I feel like the spinning top for a dreidel
The spinning don’t stop when you leave the cradle
You just slow down
Round and around this world you go
Spinning through the lives of the people you know
We all slow down
This is not a post about Don McLean though perhaps it should be.
Like the sound of a Yankees game emanating from the family room, his music played a large role in my childhood. I remember vividly the day I brought home a CD of greatest hits (Jim Croce AND Don McLean) and how proud my dad seemed to be that I was actually listening to good music and not That Shit They Play On The Radio.
Today I want to talk about the feeling of free fallin’ (of course a reference to another musical legend gone much too soon).
And in particular, that friggin’ dreidel. Does anyone else feel sometimes that they’re careening in circles? I’m not at an unhappy place in my life by any stretch… but not having control of certain aspects is, quite frankly, terrifying.

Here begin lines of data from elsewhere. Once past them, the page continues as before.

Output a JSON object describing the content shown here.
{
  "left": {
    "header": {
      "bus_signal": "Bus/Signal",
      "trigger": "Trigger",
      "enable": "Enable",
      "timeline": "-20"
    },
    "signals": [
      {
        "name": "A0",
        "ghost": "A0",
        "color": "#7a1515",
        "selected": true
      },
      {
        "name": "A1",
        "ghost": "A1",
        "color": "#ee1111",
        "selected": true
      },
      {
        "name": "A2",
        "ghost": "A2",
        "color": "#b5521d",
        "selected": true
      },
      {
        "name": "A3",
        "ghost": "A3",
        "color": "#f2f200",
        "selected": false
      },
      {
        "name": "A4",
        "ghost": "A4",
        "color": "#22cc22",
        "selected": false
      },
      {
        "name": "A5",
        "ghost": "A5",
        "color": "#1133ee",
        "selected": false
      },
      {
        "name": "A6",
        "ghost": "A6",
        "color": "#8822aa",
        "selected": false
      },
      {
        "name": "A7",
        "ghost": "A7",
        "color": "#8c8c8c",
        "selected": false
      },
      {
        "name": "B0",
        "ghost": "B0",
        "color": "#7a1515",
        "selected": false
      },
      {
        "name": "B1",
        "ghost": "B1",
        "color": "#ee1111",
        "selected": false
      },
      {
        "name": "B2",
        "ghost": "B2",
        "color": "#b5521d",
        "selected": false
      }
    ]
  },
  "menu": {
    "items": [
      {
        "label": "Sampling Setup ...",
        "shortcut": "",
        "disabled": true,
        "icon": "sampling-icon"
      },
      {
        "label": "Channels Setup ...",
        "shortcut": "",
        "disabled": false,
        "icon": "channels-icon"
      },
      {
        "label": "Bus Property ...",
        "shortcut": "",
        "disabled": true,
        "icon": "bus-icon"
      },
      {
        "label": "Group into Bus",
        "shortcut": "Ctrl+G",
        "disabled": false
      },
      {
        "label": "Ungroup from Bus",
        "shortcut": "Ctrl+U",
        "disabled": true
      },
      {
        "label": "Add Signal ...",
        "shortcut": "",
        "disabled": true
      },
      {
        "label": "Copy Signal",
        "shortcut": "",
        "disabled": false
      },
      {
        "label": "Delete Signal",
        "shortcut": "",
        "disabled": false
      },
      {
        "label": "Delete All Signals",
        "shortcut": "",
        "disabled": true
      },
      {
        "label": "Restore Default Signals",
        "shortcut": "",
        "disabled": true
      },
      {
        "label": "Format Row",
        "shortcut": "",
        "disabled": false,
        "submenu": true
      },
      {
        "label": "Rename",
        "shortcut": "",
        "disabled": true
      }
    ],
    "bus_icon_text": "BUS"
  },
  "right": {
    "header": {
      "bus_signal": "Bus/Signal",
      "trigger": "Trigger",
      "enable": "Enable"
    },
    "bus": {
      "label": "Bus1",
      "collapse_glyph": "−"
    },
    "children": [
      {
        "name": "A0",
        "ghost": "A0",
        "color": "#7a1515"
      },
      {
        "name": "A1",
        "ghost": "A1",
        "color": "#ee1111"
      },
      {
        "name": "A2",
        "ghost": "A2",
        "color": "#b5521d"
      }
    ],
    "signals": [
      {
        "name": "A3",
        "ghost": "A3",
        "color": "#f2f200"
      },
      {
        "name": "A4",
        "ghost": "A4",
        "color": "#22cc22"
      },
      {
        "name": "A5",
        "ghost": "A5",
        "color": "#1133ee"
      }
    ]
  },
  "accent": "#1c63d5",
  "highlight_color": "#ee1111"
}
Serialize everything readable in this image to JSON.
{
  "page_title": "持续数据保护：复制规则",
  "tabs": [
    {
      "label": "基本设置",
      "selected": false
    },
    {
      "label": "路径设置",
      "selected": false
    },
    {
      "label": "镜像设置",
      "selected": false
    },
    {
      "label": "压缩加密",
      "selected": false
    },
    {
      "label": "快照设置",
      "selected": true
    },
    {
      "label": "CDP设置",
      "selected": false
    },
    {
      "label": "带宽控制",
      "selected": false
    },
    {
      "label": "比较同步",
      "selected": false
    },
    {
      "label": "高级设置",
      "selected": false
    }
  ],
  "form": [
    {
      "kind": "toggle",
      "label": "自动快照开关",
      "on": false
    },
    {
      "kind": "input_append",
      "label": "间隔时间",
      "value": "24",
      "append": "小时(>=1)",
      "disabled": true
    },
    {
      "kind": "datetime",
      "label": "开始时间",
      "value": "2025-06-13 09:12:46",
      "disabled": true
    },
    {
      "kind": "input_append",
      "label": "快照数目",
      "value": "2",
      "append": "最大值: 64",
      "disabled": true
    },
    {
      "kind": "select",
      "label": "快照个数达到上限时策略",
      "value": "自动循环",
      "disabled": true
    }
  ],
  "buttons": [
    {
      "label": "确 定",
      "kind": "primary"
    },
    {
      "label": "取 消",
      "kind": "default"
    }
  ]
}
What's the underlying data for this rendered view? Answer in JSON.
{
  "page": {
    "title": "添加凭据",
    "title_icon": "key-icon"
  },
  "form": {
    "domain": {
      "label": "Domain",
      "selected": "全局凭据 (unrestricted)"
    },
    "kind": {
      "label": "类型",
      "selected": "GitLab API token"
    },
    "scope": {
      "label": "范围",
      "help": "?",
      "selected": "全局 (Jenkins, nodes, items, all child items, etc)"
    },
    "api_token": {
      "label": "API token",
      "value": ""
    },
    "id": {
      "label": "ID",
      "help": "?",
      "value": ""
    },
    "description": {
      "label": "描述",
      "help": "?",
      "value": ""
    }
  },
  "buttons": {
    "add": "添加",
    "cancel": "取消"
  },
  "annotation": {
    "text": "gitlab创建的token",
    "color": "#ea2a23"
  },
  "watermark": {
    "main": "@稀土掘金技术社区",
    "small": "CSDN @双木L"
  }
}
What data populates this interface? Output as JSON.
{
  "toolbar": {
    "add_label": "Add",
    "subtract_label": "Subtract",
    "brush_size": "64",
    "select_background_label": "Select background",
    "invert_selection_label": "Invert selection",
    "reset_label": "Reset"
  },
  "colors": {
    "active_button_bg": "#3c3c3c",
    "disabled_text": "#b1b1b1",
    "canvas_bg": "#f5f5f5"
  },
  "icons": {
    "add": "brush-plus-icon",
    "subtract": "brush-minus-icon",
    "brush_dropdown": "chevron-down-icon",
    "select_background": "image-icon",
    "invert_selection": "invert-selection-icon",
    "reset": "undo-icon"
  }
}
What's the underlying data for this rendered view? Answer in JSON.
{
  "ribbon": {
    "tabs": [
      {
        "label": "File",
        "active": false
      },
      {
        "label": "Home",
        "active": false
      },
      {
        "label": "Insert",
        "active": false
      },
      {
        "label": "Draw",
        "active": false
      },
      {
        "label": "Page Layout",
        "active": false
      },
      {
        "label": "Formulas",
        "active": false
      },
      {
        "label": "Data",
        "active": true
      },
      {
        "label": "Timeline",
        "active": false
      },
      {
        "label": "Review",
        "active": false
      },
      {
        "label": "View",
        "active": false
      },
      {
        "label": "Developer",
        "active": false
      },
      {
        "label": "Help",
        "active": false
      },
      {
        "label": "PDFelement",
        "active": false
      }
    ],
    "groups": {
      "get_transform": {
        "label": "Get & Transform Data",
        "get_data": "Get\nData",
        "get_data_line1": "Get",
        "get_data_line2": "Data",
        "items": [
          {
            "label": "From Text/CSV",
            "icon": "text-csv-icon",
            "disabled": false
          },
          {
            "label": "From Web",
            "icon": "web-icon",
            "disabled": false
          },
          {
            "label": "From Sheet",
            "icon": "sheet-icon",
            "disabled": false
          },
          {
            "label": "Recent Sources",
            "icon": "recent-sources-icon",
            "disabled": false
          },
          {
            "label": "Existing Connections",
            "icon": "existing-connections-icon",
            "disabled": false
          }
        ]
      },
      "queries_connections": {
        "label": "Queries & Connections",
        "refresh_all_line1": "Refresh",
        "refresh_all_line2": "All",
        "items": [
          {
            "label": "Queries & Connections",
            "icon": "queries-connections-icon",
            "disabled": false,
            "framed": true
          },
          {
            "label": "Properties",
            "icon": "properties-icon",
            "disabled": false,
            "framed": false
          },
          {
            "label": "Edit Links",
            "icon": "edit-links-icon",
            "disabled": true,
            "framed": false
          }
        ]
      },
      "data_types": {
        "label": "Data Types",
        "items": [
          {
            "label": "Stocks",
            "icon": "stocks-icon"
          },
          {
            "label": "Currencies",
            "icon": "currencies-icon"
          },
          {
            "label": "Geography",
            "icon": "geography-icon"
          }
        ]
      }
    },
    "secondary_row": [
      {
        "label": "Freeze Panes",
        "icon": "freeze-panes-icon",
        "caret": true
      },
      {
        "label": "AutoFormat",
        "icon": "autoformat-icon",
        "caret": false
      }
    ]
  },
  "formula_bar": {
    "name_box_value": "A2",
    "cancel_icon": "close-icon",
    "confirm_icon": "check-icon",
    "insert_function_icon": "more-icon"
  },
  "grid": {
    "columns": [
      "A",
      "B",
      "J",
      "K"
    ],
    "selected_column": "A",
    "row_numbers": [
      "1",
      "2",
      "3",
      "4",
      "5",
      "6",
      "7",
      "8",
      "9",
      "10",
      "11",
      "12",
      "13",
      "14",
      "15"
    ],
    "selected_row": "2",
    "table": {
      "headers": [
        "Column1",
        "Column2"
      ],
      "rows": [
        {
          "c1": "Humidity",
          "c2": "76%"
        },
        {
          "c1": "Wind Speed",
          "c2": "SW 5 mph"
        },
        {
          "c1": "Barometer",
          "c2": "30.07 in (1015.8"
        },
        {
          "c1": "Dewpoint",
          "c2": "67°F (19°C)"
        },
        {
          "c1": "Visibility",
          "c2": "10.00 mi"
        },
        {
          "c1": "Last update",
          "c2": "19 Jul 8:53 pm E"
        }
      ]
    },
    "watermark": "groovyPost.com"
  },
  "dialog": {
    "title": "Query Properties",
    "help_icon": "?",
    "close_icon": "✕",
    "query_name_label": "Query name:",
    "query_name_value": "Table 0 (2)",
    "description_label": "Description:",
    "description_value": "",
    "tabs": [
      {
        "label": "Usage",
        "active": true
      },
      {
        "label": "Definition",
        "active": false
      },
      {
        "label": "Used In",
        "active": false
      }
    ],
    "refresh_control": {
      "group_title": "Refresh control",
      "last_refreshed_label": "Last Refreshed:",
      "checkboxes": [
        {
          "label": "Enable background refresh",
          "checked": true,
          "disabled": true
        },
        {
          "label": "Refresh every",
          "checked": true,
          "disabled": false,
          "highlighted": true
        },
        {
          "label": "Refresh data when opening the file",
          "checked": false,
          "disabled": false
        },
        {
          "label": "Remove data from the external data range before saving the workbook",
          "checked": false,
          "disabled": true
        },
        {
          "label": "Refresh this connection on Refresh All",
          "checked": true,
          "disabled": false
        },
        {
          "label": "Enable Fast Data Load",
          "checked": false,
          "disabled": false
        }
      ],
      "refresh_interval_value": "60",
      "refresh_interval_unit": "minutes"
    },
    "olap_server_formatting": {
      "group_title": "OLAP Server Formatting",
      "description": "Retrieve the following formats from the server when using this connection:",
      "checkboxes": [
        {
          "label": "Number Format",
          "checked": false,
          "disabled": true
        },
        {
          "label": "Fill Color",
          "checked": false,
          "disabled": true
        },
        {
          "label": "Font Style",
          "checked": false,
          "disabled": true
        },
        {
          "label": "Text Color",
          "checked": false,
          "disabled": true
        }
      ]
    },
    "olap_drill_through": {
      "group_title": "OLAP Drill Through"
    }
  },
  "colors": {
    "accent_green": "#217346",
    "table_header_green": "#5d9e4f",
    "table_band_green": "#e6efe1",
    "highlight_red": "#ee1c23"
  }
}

When did I get to be so Type A??
The other day I had a sobering chat with my aunt when suddenly every anxiety in my life bubbled to the surface (perhaps she has that effect on me, but please don’t tell her I told you this). It was verbal diarrhea of the worst kind. I felt like I wasn’t breathing. I don’t even know if was forming complete sentences. I just remember feeling enveloped by the weight of chance and I had, in that moment, little faith that the universe did indeed have my back.
I want you to talk to me about ways you relinquish control. How do you loosen your grip to really kick back and enjoy the ride? Is that even possible? Also, how perfect is the image above, found the other day in a dry cleaner’s window in Montclair. I love the skeletons on the bike, but especially the ominous home in the background. Seemed perfect for the time of year.
Do you believe in rock and roll?
Can music save your mortal soul?
And can you teach me how to dance real slow?